Even if he does stand up for his wife at some point, he is mocked by his own family by being called a “joru ka gulham”. With this mockery, even he feels pressure to prove his family wrong and join them in the ragging of his wife.

Specially his mother, as she too has been treated like shit and an “outsider” all her life. So. she feels that her son is one point of support and her daughter in law will “steal” her son away from her which makes her extremely insecure about her son leading to interference in their private lives.

After all, it is all about control over young people!

Wedding: Indians weddings are such a massive grand affair lasting from days to even weeks. You find socially-sanctioned extreme narcissism in such events. Loud music, people dancing on the roads, a clan of at least two thousand people, blingy clothes, relatives and their taunts on people, endless barbaric ceremonies. The ceremonies are so patriarchal, that the everything is about the girl bowing down the groom and his family.

Weddings are one of the most abusive life events in young Indians. In the name of traditions and rituals, brides (and even the grooms) are abused by their relatives.

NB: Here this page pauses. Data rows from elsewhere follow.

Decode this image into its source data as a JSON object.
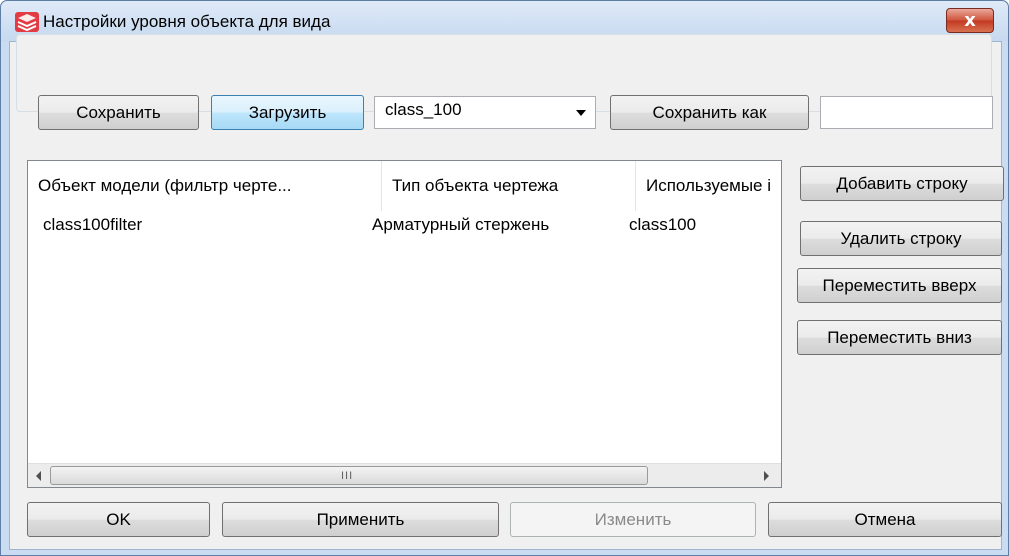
{
  "window": {
    "title": "Настройки уровня объекта для вида",
    "close_label": "x",
    "accent": "#e23b44"
  },
  "toolbar": {
    "save_label": "Сохранить",
    "load_label": "Загрузить",
    "preset_value": "class_100",
    "save_as_label": "Сохранить как",
    "name_value": ""
  },
  "table": {
    "columns": [
      "Объект модели (фильтр черте...",
      "Тип объекта чертежа",
      "Используемые і"
    ],
    "rows": [
      [
        "class100filter",
        "Арматурный стержень",
        "class100"
      ]
    ],
    "scroll_grip": "III"
  },
  "side_buttons": {
    "add_row": "Добавить строку",
    "delete_row": "Удалить строку",
    "move_up": "Переместить вверх",
    "move_down": "Переместить вниз"
  },
  "footer": {
    "ok": "OK",
    "apply": "Применить",
    "modify": "Изменить",
    "cancel": "Отмена"
  }
}
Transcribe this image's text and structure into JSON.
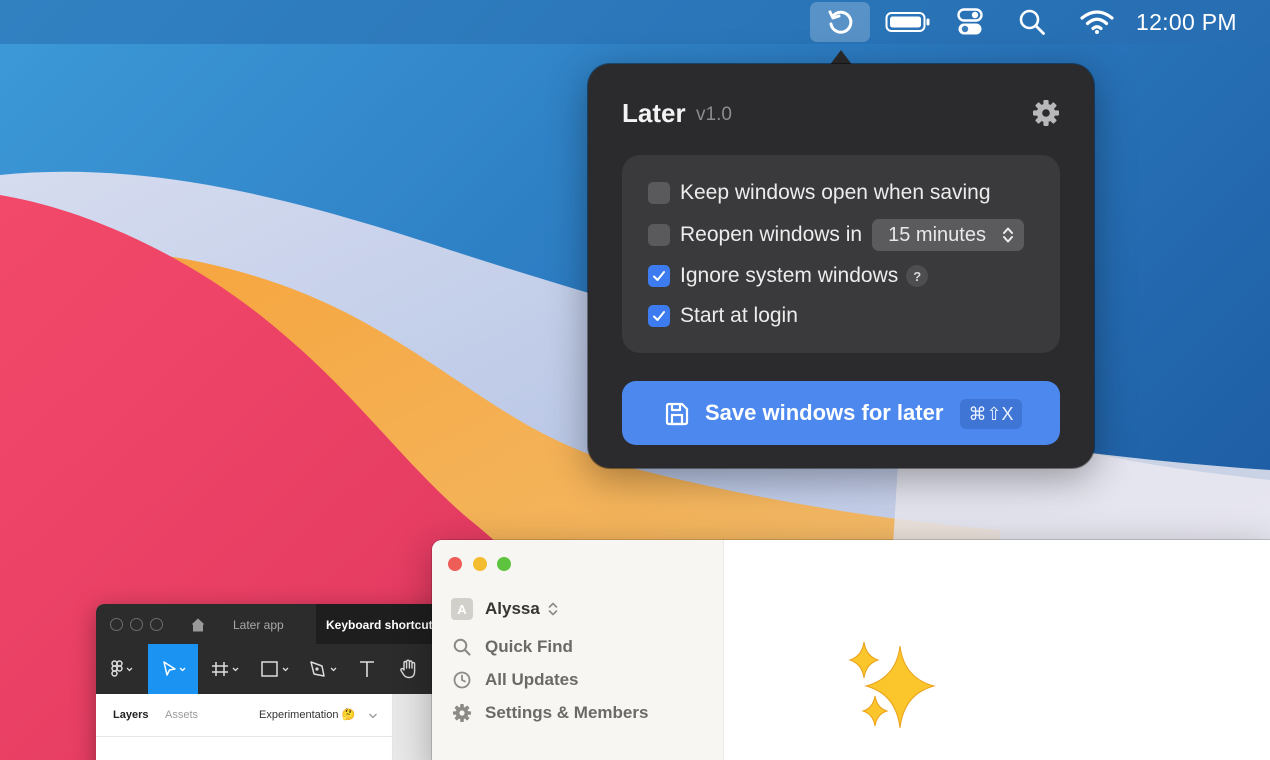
{
  "menubar": {
    "later_icon": "restore-arrow-icon",
    "battery_icon": "battery-icon",
    "control_center_icon": "control-center-icon",
    "search_icon": "search-icon",
    "wifi_icon": "wifi-icon",
    "clock": "12:00 PM"
  },
  "popover": {
    "title": "Later",
    "version": "v1.0",
    "settings_icon": "gear-icon",
    "options": [
      {
        "label": "Keep windows open when saving",
        "checked": false
      },
      {
        "label": "Reopen windows in",
        "checked": false
      },
      {
        "label": "Ignore system windows",
        "checked": true
      },
      {
        "label": "Start at login",
        "checked": true
      }
    ],
    "reopen_select": {
      "value": "15 minutes"
    },
    "help_label": "?",
    "save_button": {
      "label": "Save windows for later",
      "shortcut": "⌘⇧X",
      "icon": "floppy-disk-icon"
    }
  },
  "figma": {
    "tabs": [
      "Later app",
      "Keyboard shortcuts"
    ],
    "panel": {
      "layers": "Layers",
      "assets": "Assets",
      "page": "Experimentation 🤔"
    },
    "accent": "#1b93f3"
  },
  "notion": {
    "workspace": {
      "avatar": "A",
      "name": "Alyssa"
    },
    "items": [
      {
        "label": "Quick Find",
        "icon": "search-icon"
      },
      {
        "label": "All Updates",
        "icon": "clock-icon"
      },
      {
        "label": "Settings & Members",
        "icon": "gear-icon"
      }
    ],
    "content_icon": "sparkles-icon"
  },
  "colors": {
    "popover_bg": "#2b2b2d",
    "card_bg": "#3a3a3c",
    "accent_blue": "#4c88ee",
    "checkbox_on": "#3d7cf0"
  }
}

These ceremonies are to undignified and garish, that even the though of an Indian wedding, makes me cringe. People end up spending upto Rs 1 crore in such events. Everything has to be super lavish so that their relatives should not make fun of them.

People not only end up wiping clean their banks on such events, but also borrow from relatives, take loan for such events. Majority of the expenditure is expected by the bride’s parents.

It is not unthinkable that the bride’s parents may not even have money to go the doctor when they are sick, despite medical being cheap in India. I guess this solves the mystery why Indian parents don’t want daughters as this toxic culture will make them bow to the above mentioned social norms.

The way young people are treated, is a big insult to human rights violation. Worse, this is happening in even the educated bunch of India as well.  It is very difficult to change this toxic culture as forces from all over are pushing you towards a single direction.

Life is so miserable for young Indians that only disappearing from the scene helps them lead a better life; or one needs to be super strong to resist this culture in a search for a better life in India.

Note: In the United Kingdom, there have been programs to prevent such forced marriages as this was a big problems amongst Bangladeshis. Parents can be arrested and it is considered a serious crime.

I hope that someday, in India, people start recognizing this abuse and make parents accountable. If need be, they should be arrested for forcing their adult children to marry. We will have happier individuals. It would be personal dream come true!